Akbay'ın "Şu anda bize göre kralın huzurundasınız Sayın Başbakanım. Kral bize göre halk. Halkın huzuruna hoş geldiniz" ifadelerine de Davutoğlu, "Teşekkür ederim, zaten sürekli huzurundayız" şeklinde yanıt verdi.
Mehmet Akbay, 81 yerel radyonun Kral Fm ile ortak yayında olduğunu hatırlatarak, "Son zamanlarda bizi üzen bir tablo var. Herkes büyük bir oranda kendi kanalında, kendi propagandasını yapıyor. Diğer tarafa asla ulaşamayan bir ses var. Tarafsızlar, ön yargıları olmayanlar işte burada" düşüncelerini belirtti.
Bunun üzerine Davutoğlu, "Bu büyük bir şeref. Herkese ulaşabilmek büyük bir şeref. O zaman arkadaşça konuşalım. Siz de benim gibi kravatsız şekilde kralın huzuruna çıkın" ifadelerini kullandı.

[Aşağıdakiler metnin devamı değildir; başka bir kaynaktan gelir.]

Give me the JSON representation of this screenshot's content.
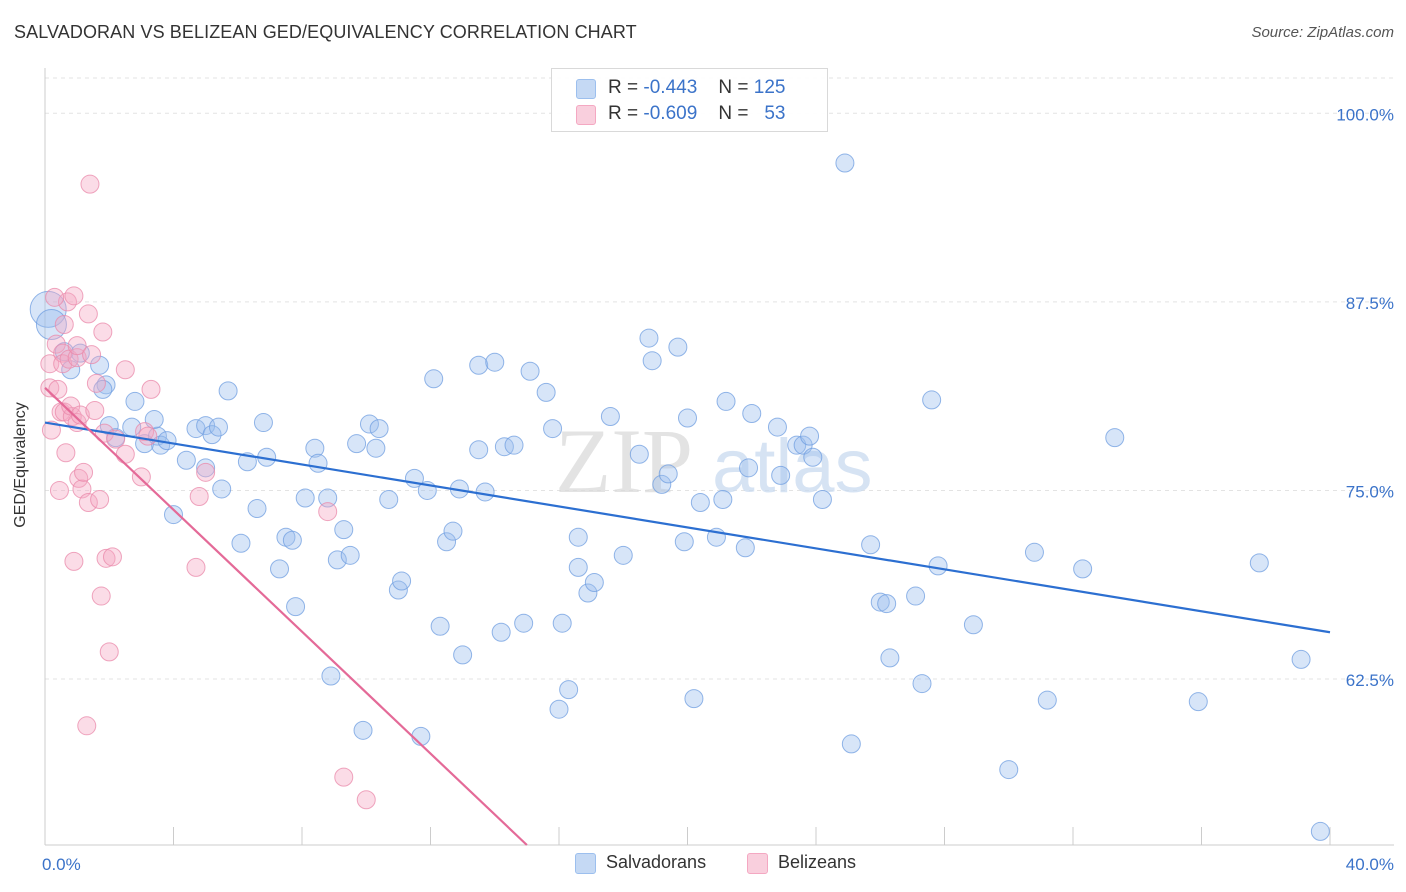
{
  "chart_data": {
    "type": "scatter",
    "title": "SALVADORAN VS BELIZEAN GED/EQUIVALENCY CORRELATION CHART",
    "source": "Source: ZipAtlas.com",
    "ylabel": "GED/Equivalency",
    "xlabel": "",
    "xlim": [
      0,
      40
    ],
    "ylim": [
      51.5,
      103
    ],
    "x_tick_labels": [
      "0.0%",
      "40.0%"
    ],
    "y_ticks": [
      62.5,
      75.0,
      87.5,
      100.0
    ],
    "y_tick_labels": [
      "62.5%",
      "75.0%",
      "87.5%",
      "100.0%"
    ],
    "grid": true,
    "watermark": {
      "zip": "ZIP",
      "atlas": "atlas"
    },
    "legend": {
      "position": "top-center",
      "entries": [
        {
          "r_label": "R =",
          "r_value": "-0.443",
          "n_label": "N =",
          "n_value": "125"
        },
        {
          "r_label": "R =",
          "r_value": "-0.609",
          "n_label": "N =",
          "n_value": "53"
        }
      ]
    },
    "colors": {
      "salvadorans": "#9cbfee",
      "salvadorans_line": "#2c6fd1",
      "belizeans": "#f4a8c2",
      "belizeans_line": "#e46a98"
    },
    "series": [
      {
        "name": "Salvadorans",
        "trend": {
          "x": [
            0,
            40
          ],
          "y": [
            79.5,
            65.6
          ]
        },
        "points": [
          [
            0.1,
            87.0
          ],
          [
            0.2,
            86.0
          ],
          [
            0.6,
            84.2
          ],
          [
            0.8,
            83.0
          ],
          [
            1.1,
            84.1
          ],
          [
            1.7,
            83.3
          ],
          [
            1.9,
            82.0
          ],
          [
            1.8,
            81.7
          ],
          [
            2.0,
            79.3
          ],
          [
            2.2,
            78.5
          ],
          [
            2.7,
            79.2
          ],
          [
            2.8,
            80.9
          ],
          [
            3.1,
            78.1
          ],
          [
            3.5,
            78.6
          ],
          [
            3.4,
            79.7
          ],
          [
            3.6,
            78.0
          ],
          [
            3.8,
            78.3
          ],
          [
            4.0,
            73.4
          ],
          [
            4.4,
            77.0
          ],
          [
            4.7,
            79.1
          ],
          [
            5.0,
            79.3
          ],
          [
            5.0,
            76.5
          ],
          [
            5.2,
            78.7
          ],
          [
            5.4,
            79.2
          ],
          [
            5.5,
            75.1
          ],
          [
            5.7,
            81.6
          ],
          [
            6.1,
            71.5
          ],
          [
            6.3,
            76.9
          ],
          [
            6.6,
            73.8
          ],
          [
            6.8,
            79.5
          ],
          [
            6.9,
            77.2
          ],
          [
            7.3,
            69.8
          ],
          [
            7.5,
            71.9
          ],
          [
            7.7,
            71.7
          ],
          [
            7.8,
            67.3
          ],
          [
            8.1,
            74.5
          ],
          [
            8.4,
            77.8
          ],
          [
            8.5,
            76.8
          ],
          [
            8.8,
            74.5
          ],
          [
            8.9,
            62.7
          ],
          [
            9.1,
            70.4
          ],
          [
            9.3,
            72.4
          ],
          [
            9.5,
            70.7
          ],
          [
            9.7,
            78.1
          ],
          [
            9.9,
            59.1
          ],
          [
            10.1,
            79.4
          ],
          [
            10.3,
            77.8
          ],
          [
            10.4,
            79.1
          ],
          [
            10.7,
            74.4
          ],
          [
            11.0,
            68.4
          ],
          [
            11.1,
            69.0
          ],
          [
            11.5,
            75.8
          ],
          [
            11.7,
            58.7
          ],
          [
            11.9,
            75.0
          ],
          [
            12.1,
            82.4
          ],
          [
            12.3,
            66.0
          ],
          [
            12.5,
            71.6
          ],
          [
            12.7,
            72.3
          ],
          [
            12.9,
            75.1
          ],
          [
            13.0,
            64.1
          ],
          [
            13.5,
            77.7
          ],
          [
            13.5,
            83.3
          ],
          [
            13.7,
            74.9
          ],
          [
            14.0,
            83.5
          ],
          [
            14.2,
            65.6
          ],
          [
            14.3,
            77.9
          ],
          [
            14.6,
            78.0
          ],
          [
            14.9,
            66.2
          ],
          [
            15.1,
            82.9
          ],
          [
            15.6,
            81.5
          ],
          [
            15.8,
            79.1
          ],
          [
            16.0,
            60.5
          ],
          [
            16.1,
            66.2
          ],
          [
            16.3,
            61.8
          ],
          [
            16.6,
            71.9
          ],
          [
            16.6,
            69.9
          ],
          [
            16.9,
            68.2
          ],
          [
            17.1,
            68.9
          ],
          [
            17.6,
            79.9
          ],
          [
            18.0,
            70.7
          ],
          [
            18.5,
            77.4
          ],
          [
            18.8,
            85.1
          ],
          [
            18.9,
            83.6
          ],
          [
            19.2,
            75.4
          ],
          [
            19.4,
            76.1
          ],
          [
            19.7,
            84.5
          ],
          [
            19.9,
            71.6
          ],
          [
            20.0,
            79.8
          ],
          [
            20.2,
            61.2
          ],
          [
            20.4,
            74.2
          ],
          [
            20.9,
            71.9
          ],
          [
            21.1,
            74.4
          ],
          [
            21.2,
            80.9
          ],
          [
            21.8,
            71.2
          ],
          [
            21.9,
            76.5
          ],
          [
            22.0,
            80.1
          ],
          [
            22.8,
            79.2
          ],
          [
            22.9,
            76.0
          ],
          [
            23.4,
            78.0
          ],
          [
            23.6,
            78.0
          ],
          [
            23.8,
            78.6
          ],
          [
            23.9,
            77.2
          ],
          [
            24.2,
            74.4
          ],
          [
            24.9,
            96.7
          ],
          [
            25.1,
            58.2
          ],
          [
            25.7,
            71.4
          ],
          [
            26.0,
            67.6
          ],
          [
            26.2,
            67.5
          ],
          [
            26.3,
            63.9
          ],
          [
            27.1,
            68.0
          ],
          [
            27.3,
            62.2
          ],
          [
            27.6,
            81.0
          ],
          [
            27.8,
            70.0
          ],
          [
            28.9,
            66.1
          ],
          [
            30.0,
            56.5
          ],
          [
            30.8,
            70.9
          ],
          [
            31.2,
            61.1
          ],
          [
            32.3,
            69.8
          ],
          [
            33.3,
            78.5
          ],
          [
            35.9,
            61.0
          ],
          [
            37.8,
            70.2
          ],
          [
            39.1,
            63.8
          ],
          [
            39.7,
            52.4
          ]
        ]
      },
      {
        "name": "Belizeans",
        "trend": {
          "x": [
            0,
            15
          ],
          "y": [
            81.8,
            51.5
          ]
        },
        "points": [
          [
            0.15,
            83.4
          ],
          [
            0.15,
            81.8
          ],
          [
            0.2,
            79.0
          ],
          [
            0.35,
            84.7
          ],
          [
            0.4,
            81.7
          ],
          [
            0.45,
            75.0
          ],
          [
            0.5,
            80.2
          ],
          [
            0.55,
            84.1
          ],
          [
            0.55,
            83.4
          ],
          [
            0.6,
            80.2
          ],
          [
            0.6,
            86.0
          ],
          [
            0.65,
            77.5
          ],
          [
            0.7,
            87.5
          ],
          [
            0.75,
            83.7
          ],
          [
            0.85,
            79.9
          ],
          [
            0.8,
            80.6
          ],
          [
            0.9,
            87.9
          ],
          [
            0.9,
            70.3
          ],
          [
            1.0,
            83.8
          ],
          [
            1.0,
            84.6
          ],
          [
            1.0,
            79.5
          ],
          [
            1.05,
            75.8
          ],
          [
            1.1,
            80.0
          ],
          [
            1.15,
            75.1
          ],
          [
            1.2,
            76.2
          ],
          [
            1.3,
            59.4
          ],
          [
            1.35,
            74.2
          ],
          [
            1.35,
            86.7
          ],
          [
            1.4,
            95.3
          ],
          [
            1.45,
            84.0
          ],
          [
            1.55,
            80.3
          ],
          [
            1.6,
            82.1
          ],
          [
            1.7,
            74.4
          ],
          [
            1.75,
            68.0
          ],
          [
            1.8,
            85.5
          ],
          [
            1.85,
            78.8
          ],
          [
            1.9,
            70.5
          ],
          [
            2.0,
            64.3
          ],
          [
            2.1,
            70.6
          ],
          [
            2.2,
            78.4
          ],
          [
            2.5,
            77.4
          ],
          [
            2.5,
            83.0
          ],
          [
            3.0,
            75.9
          ],
          [
            3.1,
            78.9
          ],
          [
            3.2,
            78.6
          ],
          [
            3.3,
            81.7
          ],
          [
            4.7,
            69.9
          ],
          [
            4.8,
            74.6
          ],
          [
            5.0,
            76.2
          ],
          [
            8.8,
            73.6
          ],
          [
            9.3,
            56.0
          ],
          [
            10.0,
            54.5
          ],
          [
            0.3,
            87.8
          ]
        ]
      }
    ]
  },
  "bottom_legend": {
    "salvadorans": "Salvadorans",
    "belizeans": "Belizeans"
  }
}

Akbay'ın, "Sayın Başbakanım radyonun sizin hayatınızdaki yeri nedir?" sorusu üzerine Davutoğlu, "Her şeyden önce çocukluğumuzda, hala evde sakladığımız bir radyomuz var. Onun başında maç dinlerdik, arkası yarın dinlerdik. Lise yarışmaları olurdu, cumartesi akşamları. Böyle heyecanla onun başına oturup bir şekilde bir iletişimle, gezegenden gelen bir sesi duyar gibi, o büyülü kutunun içinden şarkılar, haberler, maçlar dinlerdik" diye konuştu.
Davutoğlu, radyodan çıkan sesin kendisine şaşkınlık verdiğini anlatarak, şöyle devam etti:
"Ama nihayet evin ortasına kurulmuş, yani televizyonlar var onun için hayal etmek biraz zor ama evin en müntehap köşesinde bir radyo olurdu ve herkes onun başında, etrafında olurdu. Ya da bir şey yapıyorsanız bir taraftan radyo açıp bir şeyler yazıyorsunuz. Televizyon bunu değiştirdi. Televizyon daha sihirli gelmiyor. Çünkü görüyorsunuz. Diğeri ise gaipten bir sesle hitap ediliyor size. O da etkileyici. Hayal kurmanıza engel olmuyor. Yani görmeden, işte tefekkür böyle başlar. Ben bir kitabımın girişinde düşünmek, konuşmak ve yazmak üzerine bir bölüm yazmıştım. Düşündüğünüz zaman sınırınız yok. Her şeyi tahayyül edersiniz. Konuşurken bu neredeyse onda bire iner. Yazmaya başladığınız da üslup daha da onu sınırlar. Şimdi radyo bizi tefekküre, hayale sevk ediyor. Bir canlandırmaya, görünen değil de görünmeyen, soyuta yönlendiriyordu. O bakımdan bir anlamı vardı."
- "Sarı Gelin'le zihnimde Erzurum ve Kafkaslar canlanır"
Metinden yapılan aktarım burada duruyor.